Le principe : Lectra réserve un certain nombre de « berceaux » dans un réseau de crèches privées, réparties sur tout le territoire français (Paris inclus). Un système de priorisation (à la charge du prestataire) attribuera les places disponibles parmi l’ensemble des candidats. Pour cette première année, 25 places seront réservées. Sachant que la population de Lectra connaît environ une trentaine de naissances par an, soit approximativement 90 enfants entre 0 et 3 ans, sachant également que ce mode de garde n’en est qu’un parmi d’autres, la jauge nous semble correctement calibrée pour tester ce nouveau dispositif. La Direction compte ajuster cette jauge au fil des années, en fonction du succès rencontré. Le dispositif entrera en fonction en septembre prochain, avec l’ambition de le pérenniser dans un prochain accord.

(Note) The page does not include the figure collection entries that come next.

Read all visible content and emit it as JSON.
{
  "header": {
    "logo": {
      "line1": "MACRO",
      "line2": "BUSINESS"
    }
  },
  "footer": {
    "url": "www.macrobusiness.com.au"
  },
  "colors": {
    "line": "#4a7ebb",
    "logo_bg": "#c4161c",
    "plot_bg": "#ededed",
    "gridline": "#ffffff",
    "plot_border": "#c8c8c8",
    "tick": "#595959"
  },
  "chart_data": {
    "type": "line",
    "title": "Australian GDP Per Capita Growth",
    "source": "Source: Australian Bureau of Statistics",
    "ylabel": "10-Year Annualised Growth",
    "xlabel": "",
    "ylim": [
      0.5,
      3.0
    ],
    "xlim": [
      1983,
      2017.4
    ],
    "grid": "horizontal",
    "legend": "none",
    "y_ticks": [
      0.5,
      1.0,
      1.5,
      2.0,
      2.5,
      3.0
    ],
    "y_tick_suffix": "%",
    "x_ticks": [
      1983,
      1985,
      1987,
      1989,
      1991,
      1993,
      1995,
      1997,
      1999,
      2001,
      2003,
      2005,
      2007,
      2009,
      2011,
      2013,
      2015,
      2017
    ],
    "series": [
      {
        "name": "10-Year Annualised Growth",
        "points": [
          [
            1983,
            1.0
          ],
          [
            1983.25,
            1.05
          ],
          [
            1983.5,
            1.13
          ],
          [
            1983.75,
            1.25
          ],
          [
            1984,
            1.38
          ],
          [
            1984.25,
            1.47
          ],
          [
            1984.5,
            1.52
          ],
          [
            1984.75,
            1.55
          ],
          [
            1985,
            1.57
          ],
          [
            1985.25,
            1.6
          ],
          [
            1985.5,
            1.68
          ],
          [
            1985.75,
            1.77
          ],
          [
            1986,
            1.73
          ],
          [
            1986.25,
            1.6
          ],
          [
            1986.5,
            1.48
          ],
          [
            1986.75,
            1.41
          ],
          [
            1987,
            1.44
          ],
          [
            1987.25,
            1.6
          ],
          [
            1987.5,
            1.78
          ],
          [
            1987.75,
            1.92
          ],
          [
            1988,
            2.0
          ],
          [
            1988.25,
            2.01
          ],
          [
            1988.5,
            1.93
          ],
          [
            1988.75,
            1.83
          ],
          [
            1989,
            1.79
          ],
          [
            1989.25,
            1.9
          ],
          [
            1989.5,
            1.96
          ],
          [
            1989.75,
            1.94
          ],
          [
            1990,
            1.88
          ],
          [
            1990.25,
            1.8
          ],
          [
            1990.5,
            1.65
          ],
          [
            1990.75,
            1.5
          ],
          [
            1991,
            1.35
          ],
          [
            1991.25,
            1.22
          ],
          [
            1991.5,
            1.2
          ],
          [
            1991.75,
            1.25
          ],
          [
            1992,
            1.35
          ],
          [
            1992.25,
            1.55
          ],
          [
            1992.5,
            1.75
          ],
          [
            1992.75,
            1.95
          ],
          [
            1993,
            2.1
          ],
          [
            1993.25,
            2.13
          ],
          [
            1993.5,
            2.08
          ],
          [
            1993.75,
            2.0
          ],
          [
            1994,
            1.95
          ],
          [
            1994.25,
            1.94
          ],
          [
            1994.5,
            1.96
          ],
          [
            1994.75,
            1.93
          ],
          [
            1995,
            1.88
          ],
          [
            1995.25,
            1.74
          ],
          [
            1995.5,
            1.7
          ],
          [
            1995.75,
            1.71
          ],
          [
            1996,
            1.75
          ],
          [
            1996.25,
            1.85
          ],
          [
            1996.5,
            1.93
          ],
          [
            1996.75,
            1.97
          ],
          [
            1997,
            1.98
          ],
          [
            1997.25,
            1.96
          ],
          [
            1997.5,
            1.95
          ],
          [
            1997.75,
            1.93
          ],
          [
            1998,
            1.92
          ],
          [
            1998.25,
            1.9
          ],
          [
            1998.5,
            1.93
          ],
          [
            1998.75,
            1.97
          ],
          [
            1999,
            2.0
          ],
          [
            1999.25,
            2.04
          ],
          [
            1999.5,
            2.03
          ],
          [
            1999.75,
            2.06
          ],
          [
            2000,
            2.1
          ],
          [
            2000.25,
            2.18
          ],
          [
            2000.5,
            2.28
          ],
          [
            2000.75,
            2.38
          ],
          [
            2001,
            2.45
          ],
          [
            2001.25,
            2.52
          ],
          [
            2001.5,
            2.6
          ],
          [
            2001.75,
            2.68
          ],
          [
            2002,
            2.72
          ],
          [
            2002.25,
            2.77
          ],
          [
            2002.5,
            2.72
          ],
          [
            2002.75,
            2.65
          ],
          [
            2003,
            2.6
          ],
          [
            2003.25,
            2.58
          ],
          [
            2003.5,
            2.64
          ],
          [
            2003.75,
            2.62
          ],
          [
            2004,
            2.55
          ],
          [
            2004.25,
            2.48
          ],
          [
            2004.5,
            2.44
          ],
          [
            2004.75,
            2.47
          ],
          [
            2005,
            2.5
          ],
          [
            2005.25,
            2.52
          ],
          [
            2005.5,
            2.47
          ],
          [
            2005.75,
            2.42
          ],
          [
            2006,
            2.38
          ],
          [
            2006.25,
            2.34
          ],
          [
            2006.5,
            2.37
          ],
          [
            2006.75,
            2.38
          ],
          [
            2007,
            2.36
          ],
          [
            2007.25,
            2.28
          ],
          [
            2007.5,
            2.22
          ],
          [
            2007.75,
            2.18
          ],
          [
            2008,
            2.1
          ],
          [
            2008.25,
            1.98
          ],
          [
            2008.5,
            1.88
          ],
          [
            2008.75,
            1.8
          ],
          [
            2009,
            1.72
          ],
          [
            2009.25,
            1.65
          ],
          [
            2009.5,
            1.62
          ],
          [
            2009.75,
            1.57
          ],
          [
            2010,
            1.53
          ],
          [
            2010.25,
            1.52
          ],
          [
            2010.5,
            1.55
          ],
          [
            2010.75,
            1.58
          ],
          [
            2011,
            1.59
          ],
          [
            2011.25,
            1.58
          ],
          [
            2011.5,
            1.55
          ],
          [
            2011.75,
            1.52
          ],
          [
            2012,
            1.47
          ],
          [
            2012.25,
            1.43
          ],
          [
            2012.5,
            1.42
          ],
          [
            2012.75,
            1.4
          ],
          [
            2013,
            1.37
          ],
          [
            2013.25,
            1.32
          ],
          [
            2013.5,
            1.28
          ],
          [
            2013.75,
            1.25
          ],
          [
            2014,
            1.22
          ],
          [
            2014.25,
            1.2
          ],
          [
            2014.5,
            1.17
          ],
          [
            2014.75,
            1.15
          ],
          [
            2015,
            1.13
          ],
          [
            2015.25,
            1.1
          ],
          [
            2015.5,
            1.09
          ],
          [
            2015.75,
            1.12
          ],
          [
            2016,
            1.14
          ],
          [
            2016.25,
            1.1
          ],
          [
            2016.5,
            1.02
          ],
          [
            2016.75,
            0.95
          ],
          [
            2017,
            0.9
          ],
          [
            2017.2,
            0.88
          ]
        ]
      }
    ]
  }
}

Ne vous méprenez pas : il ne s’agit pas d’un financement de la garde par Lectra, mais seulement d’une réservation de place.

Un accord précurseur ?

Si nos demandes n’ont pas toutes été retenues, nous avons jugé que cet accord était bon pour les salariés et devait être signé. Vous l’aurez compris, il est pour nous le signe de la prise en considération des attentes des salariés, actuels comme futurs, sur un marché de l’emploi plus tendu que jamais. La capacité à conserver et à attirer ses talents est l’une des clés dans la réussite de l’entreprise, qui a pris cette année une nouvelle envergure.

Daniel Harari est clair dans son intention de maintenir ce cap pour les années à venir en termes de politique salariale. Notre principal regret est de n’avoir pas réussi à traduire cette intention dans la rédaction de l’accord, non pas à cause d’un déficit de confiance, mais tout simplement afin de donner une meilleure visibilité aux salariés, et de pouvoir prendre à notre compte cet objectif de long terme.

L’orientation prise aujourd’hui est d’autant plus cruciale qu’une nouvelle convention de la métallurgie vient d’être adoptée, et qu’elle fait en particulier disparaître l’évolution automatique du coefficient. Nous traiterons ce point plus en détail dans une prochaine publication, mais connaissant le poids de ce mécanisme dans l’évolution des rémunérations chez Lectra, il va être fondamental de repenser en profondeur, dans les 2 années à venir (échéance de l’application de la nouvelle convention), la politique salariale de l’entreprise.